CHARDON, Ohio - Five years after a gunman opened fire inside Chardon High School, killing three students and paralyzing another, a group of Chardon educators are coming together to help students and staff stay safe in their own schools.
"It's important to keep this out in the forefront, so we don't become numb to school shootings," said Frank Hall, the former football coach at Chardon High School who is credited with saving many students' lives when gunfire erupted five years ago.

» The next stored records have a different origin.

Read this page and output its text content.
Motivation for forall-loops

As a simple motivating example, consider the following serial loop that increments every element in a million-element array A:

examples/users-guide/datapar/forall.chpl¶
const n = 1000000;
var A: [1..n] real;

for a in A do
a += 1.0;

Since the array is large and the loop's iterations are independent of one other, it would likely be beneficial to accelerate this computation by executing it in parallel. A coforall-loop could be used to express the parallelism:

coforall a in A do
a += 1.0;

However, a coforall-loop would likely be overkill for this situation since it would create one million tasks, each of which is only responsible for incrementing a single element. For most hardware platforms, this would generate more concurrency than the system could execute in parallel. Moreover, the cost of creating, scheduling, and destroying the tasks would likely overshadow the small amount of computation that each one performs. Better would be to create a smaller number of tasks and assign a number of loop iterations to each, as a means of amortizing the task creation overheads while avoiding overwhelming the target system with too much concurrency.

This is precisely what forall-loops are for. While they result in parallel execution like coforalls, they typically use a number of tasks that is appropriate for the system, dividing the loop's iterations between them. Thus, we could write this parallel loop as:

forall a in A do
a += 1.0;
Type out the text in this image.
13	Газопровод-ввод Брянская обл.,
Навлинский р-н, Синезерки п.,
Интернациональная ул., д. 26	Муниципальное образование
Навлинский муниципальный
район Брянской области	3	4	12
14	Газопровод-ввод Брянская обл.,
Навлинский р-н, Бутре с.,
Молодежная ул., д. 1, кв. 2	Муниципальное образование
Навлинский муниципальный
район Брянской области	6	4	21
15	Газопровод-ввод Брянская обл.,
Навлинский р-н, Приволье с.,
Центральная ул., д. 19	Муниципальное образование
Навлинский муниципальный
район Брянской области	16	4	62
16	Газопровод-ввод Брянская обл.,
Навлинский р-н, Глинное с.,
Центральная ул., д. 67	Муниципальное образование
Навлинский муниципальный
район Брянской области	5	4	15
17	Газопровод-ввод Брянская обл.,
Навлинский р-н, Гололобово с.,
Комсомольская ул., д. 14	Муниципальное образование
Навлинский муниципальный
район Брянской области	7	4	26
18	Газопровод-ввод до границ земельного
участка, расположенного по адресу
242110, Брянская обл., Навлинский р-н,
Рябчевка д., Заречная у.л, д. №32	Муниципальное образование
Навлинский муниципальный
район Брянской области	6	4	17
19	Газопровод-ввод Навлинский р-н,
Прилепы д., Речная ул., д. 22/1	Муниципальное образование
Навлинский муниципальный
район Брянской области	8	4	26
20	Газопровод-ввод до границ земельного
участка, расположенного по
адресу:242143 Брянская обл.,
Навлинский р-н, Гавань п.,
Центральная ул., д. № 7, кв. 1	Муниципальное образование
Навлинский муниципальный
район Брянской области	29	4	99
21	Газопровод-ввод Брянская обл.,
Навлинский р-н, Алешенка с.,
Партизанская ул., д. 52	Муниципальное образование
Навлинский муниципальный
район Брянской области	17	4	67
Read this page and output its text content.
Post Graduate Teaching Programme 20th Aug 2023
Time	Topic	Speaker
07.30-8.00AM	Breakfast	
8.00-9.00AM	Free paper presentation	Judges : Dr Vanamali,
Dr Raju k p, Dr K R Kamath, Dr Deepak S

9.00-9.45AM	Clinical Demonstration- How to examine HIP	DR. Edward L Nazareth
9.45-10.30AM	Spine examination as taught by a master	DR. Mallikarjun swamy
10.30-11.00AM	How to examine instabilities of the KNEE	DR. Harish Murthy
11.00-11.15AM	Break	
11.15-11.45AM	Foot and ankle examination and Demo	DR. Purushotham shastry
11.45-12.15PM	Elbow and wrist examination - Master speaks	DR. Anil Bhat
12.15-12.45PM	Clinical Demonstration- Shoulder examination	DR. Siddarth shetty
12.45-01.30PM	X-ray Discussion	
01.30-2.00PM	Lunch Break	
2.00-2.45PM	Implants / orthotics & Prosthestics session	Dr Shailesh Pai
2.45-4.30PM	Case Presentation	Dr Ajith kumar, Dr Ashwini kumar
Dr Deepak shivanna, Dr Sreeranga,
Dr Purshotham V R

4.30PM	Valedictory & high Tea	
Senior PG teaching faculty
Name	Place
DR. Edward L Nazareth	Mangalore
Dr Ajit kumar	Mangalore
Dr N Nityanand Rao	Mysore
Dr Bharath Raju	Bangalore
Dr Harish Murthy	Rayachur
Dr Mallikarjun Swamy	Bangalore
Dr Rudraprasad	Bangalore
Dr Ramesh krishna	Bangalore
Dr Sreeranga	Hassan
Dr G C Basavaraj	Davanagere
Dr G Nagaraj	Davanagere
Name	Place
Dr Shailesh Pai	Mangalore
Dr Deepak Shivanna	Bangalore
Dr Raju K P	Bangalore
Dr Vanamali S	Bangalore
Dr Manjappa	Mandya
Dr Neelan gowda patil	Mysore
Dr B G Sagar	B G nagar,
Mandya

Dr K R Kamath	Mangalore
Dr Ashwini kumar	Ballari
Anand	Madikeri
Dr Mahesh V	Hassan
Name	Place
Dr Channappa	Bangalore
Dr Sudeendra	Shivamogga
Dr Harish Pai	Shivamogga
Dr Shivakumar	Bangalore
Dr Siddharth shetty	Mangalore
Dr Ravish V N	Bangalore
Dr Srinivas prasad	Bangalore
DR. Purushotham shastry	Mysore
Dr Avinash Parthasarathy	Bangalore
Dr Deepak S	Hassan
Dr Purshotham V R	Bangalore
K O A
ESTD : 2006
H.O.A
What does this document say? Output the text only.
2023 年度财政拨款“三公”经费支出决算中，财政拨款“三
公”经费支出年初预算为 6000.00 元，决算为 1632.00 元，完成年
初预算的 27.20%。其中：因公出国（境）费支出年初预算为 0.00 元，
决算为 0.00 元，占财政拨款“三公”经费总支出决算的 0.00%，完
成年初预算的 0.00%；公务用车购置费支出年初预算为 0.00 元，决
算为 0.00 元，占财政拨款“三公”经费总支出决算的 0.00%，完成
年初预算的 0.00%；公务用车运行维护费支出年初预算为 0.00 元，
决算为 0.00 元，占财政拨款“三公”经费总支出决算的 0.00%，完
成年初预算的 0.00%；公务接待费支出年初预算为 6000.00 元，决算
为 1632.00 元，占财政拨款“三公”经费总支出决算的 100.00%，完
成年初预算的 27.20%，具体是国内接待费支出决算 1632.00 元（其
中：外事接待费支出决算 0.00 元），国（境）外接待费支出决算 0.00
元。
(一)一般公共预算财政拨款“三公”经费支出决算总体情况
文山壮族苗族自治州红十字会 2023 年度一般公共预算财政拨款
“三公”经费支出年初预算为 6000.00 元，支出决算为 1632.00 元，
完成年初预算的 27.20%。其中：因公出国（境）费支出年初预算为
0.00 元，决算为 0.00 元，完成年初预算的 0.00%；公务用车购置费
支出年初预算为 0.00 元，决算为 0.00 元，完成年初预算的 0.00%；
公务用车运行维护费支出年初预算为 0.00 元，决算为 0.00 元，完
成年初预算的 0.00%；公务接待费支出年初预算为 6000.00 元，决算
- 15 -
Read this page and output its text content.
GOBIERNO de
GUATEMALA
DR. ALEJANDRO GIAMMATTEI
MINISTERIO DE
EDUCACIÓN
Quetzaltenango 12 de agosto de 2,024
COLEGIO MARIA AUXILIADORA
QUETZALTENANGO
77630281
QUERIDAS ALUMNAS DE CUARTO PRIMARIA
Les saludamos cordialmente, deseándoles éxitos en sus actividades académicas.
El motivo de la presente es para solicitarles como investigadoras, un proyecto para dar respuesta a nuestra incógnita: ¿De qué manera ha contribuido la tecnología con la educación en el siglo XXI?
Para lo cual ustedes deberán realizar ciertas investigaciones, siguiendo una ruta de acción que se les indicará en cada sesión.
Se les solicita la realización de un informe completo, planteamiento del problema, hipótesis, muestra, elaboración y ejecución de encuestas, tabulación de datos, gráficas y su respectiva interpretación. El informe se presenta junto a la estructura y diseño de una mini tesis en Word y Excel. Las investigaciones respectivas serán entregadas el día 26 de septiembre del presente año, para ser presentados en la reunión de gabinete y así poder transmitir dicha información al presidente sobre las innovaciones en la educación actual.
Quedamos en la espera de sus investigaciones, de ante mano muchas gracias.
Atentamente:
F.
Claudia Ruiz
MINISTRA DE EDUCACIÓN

"If it can happen in Chardon, it can literally happen in any community," said Doug Snyder, the school's athletic director who spent 14 minutes on the phone with a 911 dispatcher in the immediate aftermath of the shooting.
Teaching school safety
Hall, Snyder and others from the community are hosting a school safety seminar on Monday in Mentor as part of the Coach Hall Foundation, a non-profit organization focused protecting children in schools. The seminar will focus on preparedness and vigilance.
"An active shooter drill has to become part of the mentality in schools today," added Hall.
More than 100 school administrators, teachers and police are expected to be in attendance. A parent from Sandy Hook elementary school in Connecticut will also attend, as will representatives from Virginia Tech University. Both schools experienced their own gruesome shootings.
"Just like Danny, Russell and Demetrius, we're going to keep them alive," said Hall. "We're going to keep them alive and let them know that they're not going to die in vain."
Five years ago
It was February 27, 2012, when TJ Lane opened fire inside Chardon High School's cafeteria, killing fellow students Danny Parmertor, Russell King and Demetrius Hewlin. Three other students were injured. Hall was inside the cafeteria at the time.
"Demetrius, Russell and Danny, they'll always be a part of me," said Hall. "It was just tough to let them down that day."
Hall has since left Chardon to coach at Lakeside High School in Ashtabula. He still carries a cumbersome amount of guilt, angry at himself for not being able to save the three students.
Andy Fetchnik, the principal at the time, feels the same.
"I wish I could have done more," said Fetchnik, who is now the principal at Mentor High School.
Two years prior to the Chardon shooting, the school held its own active shooter drill. Hall, Fetchnik and Snyder said they believe the drill was key in saving lives the day of the shooting.